The whole operation would come to an end in 1945. The Ford Motor Company had invested twenty million dollars but sold the remains to the Brazilian government for $244,200, the exact amount owed to the workers. The failure of Fordlandia has been touted as a “parable of arrogance,” and Grandin agrees, but he turns the old saw about one man’s hubris into something richer and more complex (356). Instead of saddling Henry Ford with complete responsibility for Fordlandia’s failure, Grandin makes a more nuanced argument about the underlying logic of industrial capitalism—a force that Henry Ford himself helped set in motion. As contemporary critiques of capitalism and suburbanization have shown, the forces of industrial capitalism obliterate the ideal American town of Ford’s nostalgic dreams. Yet, even in his last years, Ford failed to realize that this force, once set in motion, cannot be stopped, either through the creation of his “village industries” or by relocation to the Amazon.

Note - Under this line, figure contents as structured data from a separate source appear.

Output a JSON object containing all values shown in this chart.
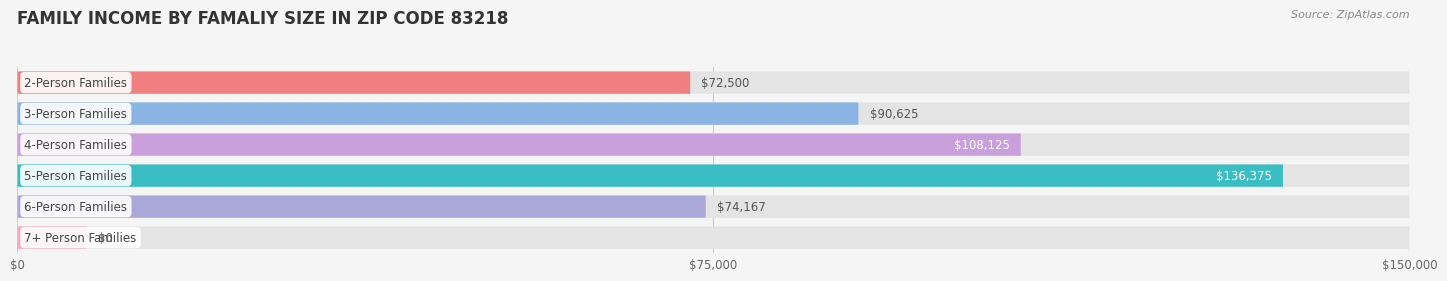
{
  "title": "FAMILY INCOME BY FAMALIY SIZE IN ZIP CODE 83218",
  "source": "Source: ZipAtlas.com",
  "categories": [
    "2-Person Families",
    "3-Person Families",
    "4-Person Families",
    "5-Person Families",
    "6-Person Families",
    "7+ Person Families"
  ],
  "values": [
    72500,
    90625,
    108125,
    136375,
    74167,
    0
  ],
  "display_values": [
    "$72,500",
    "$90,625",
    "$108,125",
    "$136,375",
    "$74,167",
    "$0"
  ],
  "bar_colors": [
    "#F08080",
    "#8AB4E3",
    "#C9A0DC",
    "#3BBDC4",
    "#A9A8D8",
    "#F4A7C0"
  ],
  "xmax": 150000,
  "xmin": 0,
  "xticks": [
    0,
    75000,
    150000
  ],
  "xtick_labels": [
    "$0",
    "$75,000",
    "$150,000"
  ],
  "background_color": "#f5f5f5",
  "bar_bg_color": "#e4e4e4",
  "title_fontsize": 12,
  "label_fontsize": 8.5,
  "source_fontsize": 8,
  "category_fontsize": 8.5,
  "value_inside_threshold": 100000,
  "seven_plus_bar_width": 7500
}
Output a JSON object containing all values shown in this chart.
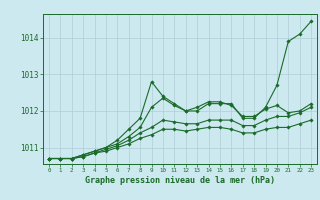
{
  "bg_color": "#cce9f0",
  "grid_color": "#b0ccd4",
  "line_color": "#1a6b2a",
  "ylim": [
    1010.55,
    1014.65
  ],
  "xlim": [
    -0.5,
    23.5
  ],
  "yticks": [
    1011,
    1012,
    1013,
    1014
  ],
  "xticks": [
    0,
    1,
    2,
    3,
    4,
    5,
    6,
    7,
    8,
    9,
    10,
    11,
    12,
    13,
    14,
    15,
    16,
    17,
    18,
    19,
    20,
    21,
    22,
    23
  ],
  "xlabel": "Graphe pression niveau de la mer (hPa)",
  "series": [
    {
      "x": [
        0,
        1,
        2,
        3,
        4,
        5,
        6,
        7,
        8,
        9,
        10,
        11,
        12,
        13,
        14,
        15,
        16,
        17,
        18,
        19,
        20,
        21,
        22,
        23
      ],
      "y": [
        1010.7,
        1010.7,
        1010.7,
        1010.8,
        1010.9,
        1011.0,
        1011.2,
        1011.5,
        1011.8,
        1012.8,
        1012.4,
        1012.2,
        1012.0,
        1012.0,
        1012.2,
        1012.2,
        1012.2,
        1011.8,
        1011.8,
        1012.1,
        1012.7,
        1013.9,
        1014.1,
        1014.45
      ]
    },
    {
      "x": [
        0,
        1,
        2,
        3,
        4,
        5,
        6,
        7,
        8,
        9,
        10,
        11,
        12,
        13,
        14,
        15,
        16,
        17,
        18,
        19,
        20,
        21,
        22,
        23
      ],
      "y": [
        1010.7,
        1010.7,
        1010.7,
        1010.8,
        1010.9,
        1011.0,
        1011.1,
        1011.3,
        1011.55,
        1012.1,
        1012.35,
        1012.15,
        1012.0,
        1012.1,
        1012.25,
        1012.25,
        1012.15,
        1011.85,
        1011.85,
        1012.05,
        1012.15,
        1011.95,
        1012.0,
        1012.2
      ]
    },
    {
      "x": [
        0,
        1,
        2,
        3,
        4,
        5,
        6,
        7,
        8,
        9,
        10,
        11,
        12,
        13,
        14,
        15,
        16,
        17,
        18,
        19,
        20,
        21,
        22,
        23
      ],
      "y": [
        1010.7,
        1010.7,
        1010.7,
        1010.75,
        1010.85,
        1010.95,
        1011.05,
        1011.2,
        1011.4,
        1011.55,
        1011.75,
        1011.7,
        1011.65,
        1011.65,
        1011.75,
        1011.75,
        1011.75,
        1011.6,
        1011.6,
        1011.75,
        1011.85,
        1011.85,
        1011.95,
        1012.1
      ]
    },
    {
      "x": [
        0,
        1,
        2,
        3,
        4,
        5,
        6,
        7,
        8,
        9,
        10,
        11,
        12,
        13,
        14,
        15,
        16,
        17,
        18,
        19,
        20,
        21,
        22,
        23
      ],
      "y": [
        1010.7,
        1010.7,
        1010.7,
        1010.75,
        1010.85,
        1010.9,
        1011.0,
        1011.1,
        1011.25,
        1011.35,
        1011.5,
        1011.5,
        1011.45,
        1011.5,
        1011.55,
        1011.55,
        1011.5,
        1011.4,
        1011.4,
        1011.5,
        1011.55,
        1011.55,
        1011.65,
        1011.75
      ]
    }
  ]
}
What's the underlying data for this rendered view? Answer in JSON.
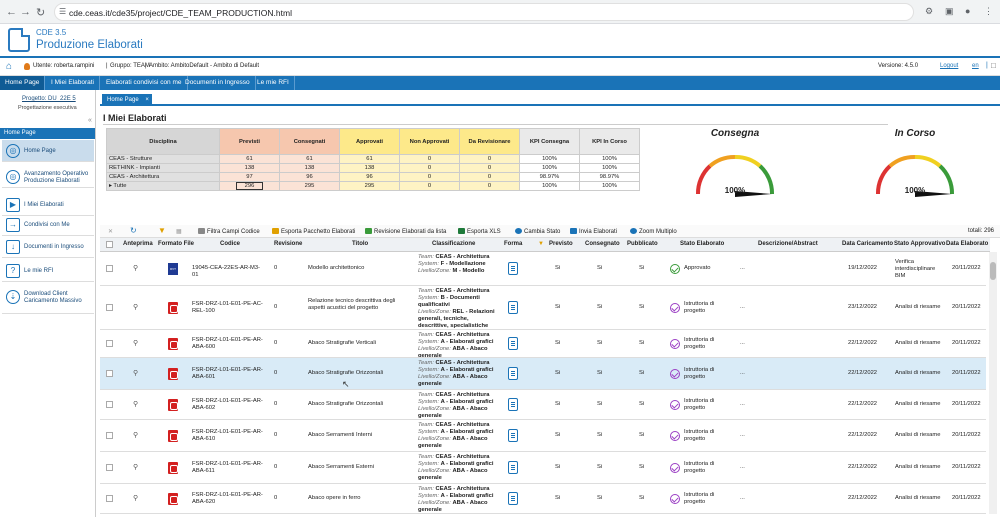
{
  "browser": {
    "url": "cde.ceas.it/cde35/project/CDE_TEAM_PRODUCTION.html"
  },
  "app": {
    "version_label": "CDE 3.5",
    "title": "Produzione Elaborati"
  },
  "userbar": {
    "user": "Utente: roberta.rampini",
    "group": "Gruppo: TEAM",
    "ambito": "Ambito: AmbitoDefault - Ambito di Default",
    "version": "Versione: 4.5.0",
    "logout": "Logout",
    "lang": "en"
  },
  "topnav": [
    "Home Page",
    "I Miei Elaborati",
    "Elaborati condivisi con me",
    "Documenti in Ingresso",
    "Le mie RFI"
  ],
  "project": {
    "title": "Progetto: DU_22E 5",
    "subtitle": "Progettazione esecutiva"
  },
  "sidebar": {
    "header": "Home Page",
    "items": [
      "Home Page",
      "Avanzamento Operativo Produzione Elaborati",
      "I Miei Elaborati",
      "Condivisi con Me",
      "Documenti in Ingresso",
      "Le mie RFI",
      "Download Client Caricamento Massivo"
    ]
  },
  "tab": {
    "label": "Home Page"
  },
  "panel": {
    "title": "I Miei Elaborati"
  },
  "summary": {
    "headers": [
      "Disciplina",
      "Previsti",
      "Consegnati",
      "Approvati",
      "Non Approvati",
      "Da Revisionare",
      "KPI Consegna",
      "KPI In Corso"
    ],
    "rows": [
      [
        "CEAS - Strutture",
        "61",
        "61",
        "61",
        "0",
        "0",
        "100%",
        "100%"
      ],
      [
        "RETHINK - Impianti",
        "138",
        "138",
        "138",
        "0",
        "0",
        "100%",
        "100%"
      ],
      [
        "CEAS - Architettura",
        "97",
        "96",
        "96",
        "0",
        "0",
        "98.97%",
        "98.97%"
      ],
      [
        "Tutte",
        "296",
        "295",
        "295",
        "0",
        "0",
        "100%",
        "100%"
      ]
    ]
  },
  "gauges": [
    {
      "title": "Consegna",
      "value": "100%",
      "fraction": 1.0
    },
    {
      "title": "In Corso",
      "value": "100%",
      "fraction": 1.0
    }
  ],
  "toolbar": {
    "items": [
      "Filtra Campi Codice",
      "Esporta Pacchetto Elaborati",
      "Revisione Elaborati da lista",
      "Esporta XLS",
      "Cambia Stato",
      "Invia Elaborati",
      "Zoom Multiplo"
    ],
    "total": "totali: 296"
  },
  "grid": {
    "headers": [
      "Anteprima",
      "Formato File",
      "Codice",
      "Revisione",
      "Titolo",
      "Classificazione",
      "Forma",
      "Previsto",
      "Consegnato",
      "Pubblicato",
      "Stato Elaborato",
      "Descrizione/Abstract",
      "Data Caricamento",
      "Stato Approvativo",
      "Data Elaborato"
    ],
    "rows": [
      {
        "fmt": "RVT",
        "code": "19045-CEA-22ES-AR-M3-01",
        "rev": "0",
        "title": "Modello architettonico",
        "team": "CEAS - Architettura",
        "system": "F - Modellazione",
        "level": "M - Modello",
        "prev": "Si",
        "cons": "Si",
        "pub": "Si",
        "state": "Approvato",
        "desc": "...",
        "date": "19/12/2022",
        "appr": "Verifica interdisciplinare BIM",
        "del": "20/11/2022"
      },
      {
        "fmt": "PDF",
        "code": "FSR-DRZ-L01-E01-PE-AC-REL-100",
        "rev": "0",
        "title": "Relazione tecnico descrittiva degli aspetti acustici del progetto",
        "team": "CEAS - Architettura",
        "system": "B - Documenti qualificativi",
        "level": "REL - Relazioni generali, tecniche, descrittive, specialistiche",
        "prev": "Si",
        "cons": "Si",
        "pub": "Si",
        "state": "Istruttoria di progetto",
        "desc": "...",
        "date": "23/12/2022",
        "appr": "Analisi di riesame",
        "del": "20/11/2022"
      },
      {
        "fmt": "PDF",
        "code": "FSR-DRZ-L01-E01-PE-AR-ABA-600",
        "rev": "0",
        "title": "Abaco Stratigrafie Verticali",
        "team": "CEAS - Architettura",
        "system": "A - Elaborati grafici",
        "level": "ABA - Abaco generale",
        "prev": "Si",
        "cons": "Si",
        "pub": "Si",
        "state": "Istruttoria di progetto",
        "desc": "...",
        "date": "22/12/2022",
        "appr": "Analisi di riesame",
        "del": "20/11/2022"
      },
      {
        "fmt": "PDF",
        "code": "FSR-DRZ-L01-E01-PE-AR-ABA-601",
        "rev": "0",
        "title": "Abaco Stratigrafie Orizzontali",
        "team": "CEAS - Architettura",
        "system": "A - Elaborati grafici",
        "level": "ABA - Abaco generale",
        "prev": "Si",
        "cons": "Si",
        "pub": "Si",
        "state": "Istruttoria di progetto",
        "desc": "...",
        "date": "22/12/2022",
        "appr": "Analisi di riesame",
        "del": "20/11/2022"
      },
      {
        "fmt": "PDF",
        "code": "FSR-DRZ-L01-E01-PE-AR-ABA-602",
        "rev": "0",
        "title": "Abaco Stratigrafie Orizzontali",
        "team": "CEAS - Architettura",
        "system": "A - Elaborati grafici",
        "level": "ABA - Abaco generale",
        "prev": "Si",
        "cons": "Si",
        "pub": "Si",
        "state": "Istruttoria di progetto",
        "desc": "...",
        "date": "22/12/2022",
        "appr": "Analisi di riesame",
        "del": "20/11/2022"
      },
      {
        "fmt": "PDF",
        "code": "FSR-DRZ-L01-E01-PE-AR-ABA-610",
        "rev": "0",
        "title": "Abaco Serramenti Interni",
        "team": "CEAS - Architettura",
        "system": "A - Elaborati grafici",
        "level": "ABA - Abaco generale",
        "prev": "Si",
        "cons": "Si",
        "pub": "Si",
        "state": "Istruttoria di progetto",
        "desc": "...",
        "date": "22/12/2022",
        "appr": "Analisi di riesame",
        "del": "20/11/2022"
      },
      {
        "fmt": "PDF",
        "code": "FSR-DRZ-L01-E01-PE-AR-ABA-611",
        "rev": "0",
        "title": "Abaco Serramenti Esterni",
        "team": "CEAS - Architettura",
        "system": "A - Elaborati grafici",
        "level": "ABA - Abaco generale",
        "prev": "Si",
        "cons": "Si",
        "pub": "Si",
        "state": "Istruttoria di progetto",
        "desc": "...",
        "date": "22/12/2022",
        "appr": "Analisi di riesame",
        "del": "20/11/2022"
      },
      {
        "fmt": "PDF",
        "code": "FSR-DRZ-L01-E01-PE-AR-ABA-620",
        "rev": "0",
        "title": "Abaco opere in ferro",
        "team": "CEAS - Architettura",
        "system": "A - Elaborati grafici",
        "level": "ABA - Abaco generale",
        "prev": "Si",
        "cons": "Si",
        "pub": "Si",
        "state": "Istruttoria di progetto",
        "desc": "...",
        "date": "22/12/2022",
        "appr": "Analisi di riesame",
        "del": "20/11/2022"
      }
    ]
  },
  "labels": {
    "team": "Team:",
    "system": "System:",
    "level": "Livello/Zone:"
  }
}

In the epilogue, a far more sobering picture of destruction is relayed, one much more devastating than a string of automotive managers hopped up on hubris and quinine nightmares. While Ford’s efforts to graft his ideal Midwestern town onto an Amazonian landscape proved disastrous, Grandin argues that compared with more recent corporate and organization schemes visited on the Amazonian region, Ford’s attempts seem “relatively benign” (372). Grandin points out that, ironically, one of the most harmful industries operating in the area today is one of Ford’s pet products, soy. Soy is one of the leading causes of deforestation and unemployment and has taken over large swaths of South America, including Belterrra and its surrounding areas (367). The connection he draws between unchecked industrialist endeavors and the immense waste of both human and natural resources is perhaps the most valuable point of Grandin’s parable.
Lindsey Freeman is a PhD student in Sociology at the New School for Social Research. Her current research is concerned with modern industrial utopias of the twentieth century, collective memory, and the manipulation and reconfiguration of space. She is currently an adjunct lecturer at Rutgers-Newark University and a Graduate Teaching Fellow at Eugene Lang College, The New School.